Family is taking a military flight from the states over to Germany for Christmas. I hope to drive from Ramstein Germany down to Rome and then back during late December. Does anyone have advice for the drive. Should we attempt it? How bad are the highways through the mountains?
The major routes run through passes, valleys and tunnels, not over the mountains themselves. Conditions are like any other road- bad during a snow storm and a few hours afterwards, otherwise fine. It can vary from one day to the next. More consistently problematic, though, Germans don't like too much artificial illumination. So during the long periods of darkness during the winter, visibility on the roads can be very poor. If the weather is bad, I can sometimes see barely 100 feet in front of me when I drive to work in the morning.
Of course, the first question is why not take a train? Fairly direct route to Rome and avoid the worries of driving.
Patty, For a drive of that distance in winter, my suggestion would be to use fast trains instead. There will be less concern with "road conditions" and it will likely be a more relaxing trip. Especially this winter, Europe has been suffering some extreme weather and problems with snow. Yesterday was chaos in Paris (which is close to the same latitude), with even the Eiffel Tower closed due to snow. Note that for driving in Italy, each driver will require the compulsory International Driver's Permit which is used in conjunction with your home D.L. These are valid for one year and easily obtained at any AAA office. A GPS along with good Maps would also be advisable. Happy travels!
At this date you are probably too late to get significantly discounted fares, but for advance purchase German Rail has online Europa-Spezial Italien fares from Ramstein all the way to Verona (via Mannheim and Munich), including a day train over Brenner Pass, for as low as €39 per adult (over 14, less than 15 are free with a parent). These fares are from anywhere in Germany to the end of the first train that ends outside of Germany (hence Verona). You would still have to pay for and take Italian trains to Rome (or rent a car in Verona, where the weather might be better).
"The major routes run through passes, valleys and tunnels" This is what the highway over Brenner Pass looks like from below.
The photo of the Brenner Pass is VERY misleading. It's actually a 6 lane highway, 3 lanes in each direction.
The point is that the grades and turns aren't any more steep or sharp than a typical autobahn. It's nothing like the winding, climbing secondary roads between Luzern and Interlaken, for example.
Get an all-wheel drive Audi or something similar providing you ever get on that flight from the military air base, you could be stuck there for days waiting for just the right flight.
Just came back from picking up a car in Munich and driving it to Venice and Milan and return to Munich. We had exceptionally cold weather, ( many flights were cancelled and BBC carried news of train slowdowns as well),however the roads were clear. Snow blowing across some fields and onto roads in suburbs , reducing visibility,were the biggest problem;altho we anticipated black ice, never had any.The Brenner pass thru the Alps was an excellent route. Locals told us it can get backed up with the trucks in case of wet snow, but we lucked out. Hope you have good weather!

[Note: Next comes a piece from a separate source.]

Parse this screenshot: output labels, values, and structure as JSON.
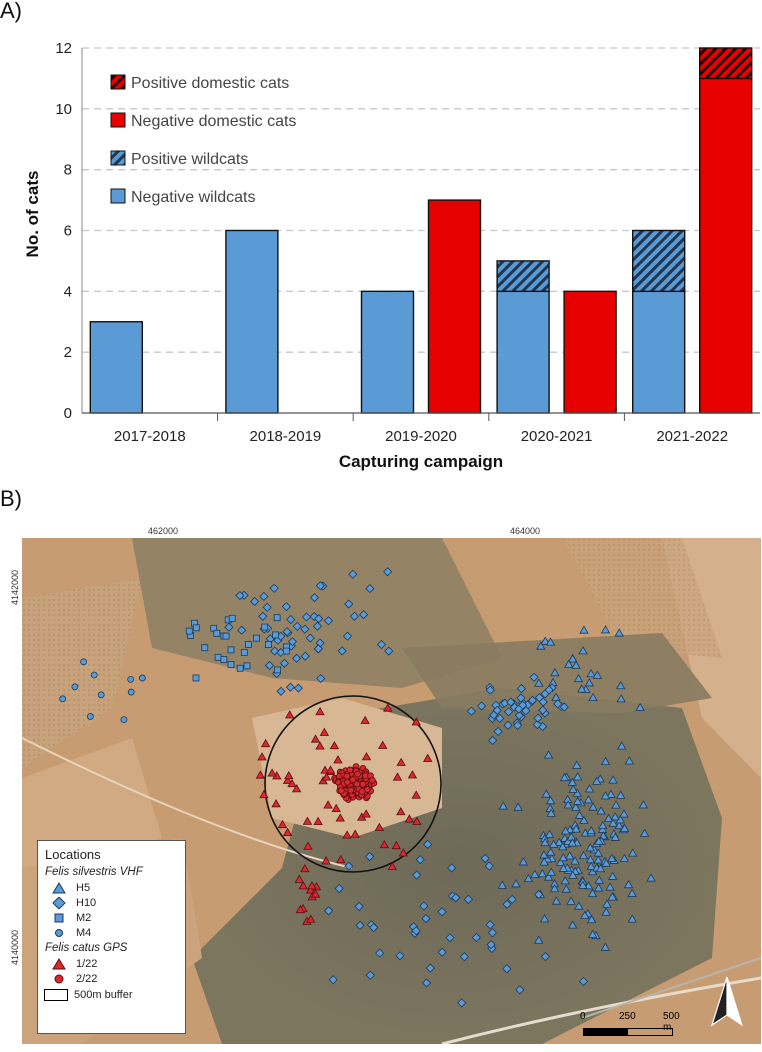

Brenner Pass is a great road, wide, level and the turns are easy. It compares favorably to any passes I've driven in the US. I've only driven it in the fall. Since it's a major pass, I would expect it to be drivable unless there's an active storm. Check the weather before you cross, make sure you have good tires and drive appropriately for the conditions. Make sure you have winter clothes, drinks and snacks in case you get stuck (traffick can be stopped for various reasons).
If you're coming from Ramstein, it's doubtful you'll be going through the Brenner Pass unless you're taking the long, out of the way route. From Ramstein, take the 6 to the 5 which takes you past Karlsruhe to the Swiss border at Basel. Be careful with your speed, there are speedtraps all over the place and I've gotten flashed a few times on that route. You'll need to buy a Swiss highway toll sticker, costs somewhere around 30 euros if I remember correctly. They will pull you over at the border and force you to buy one on the spot if you don't have one. The autobahn through Switzerland is pretty good even in winter (better than the Brenner Pass) but during snowstorms the traffic can be a nightmare. And if you're claustrophobic, be warned that there is a 17 km tunnel at the St. Gottard Pass. In Italy, you take a toll ticket when you get on the autostrada and pay when you get off. From the border to Rome, probably be between 20-30 euros (one way). You catch the A1 at Milan which takes you around Florence to Rome and be careful because the A1 is infamous for accidents.
I went skiing in Oberstdorf this weekend. There was a major snow storm in the Bavarian Alps on Thursday night. By the time I arrived on Friday night, all of the autobahns were completely clear, and there was only a little bit of slush and packed snow on the secondary roads. No problems driving whatsoever.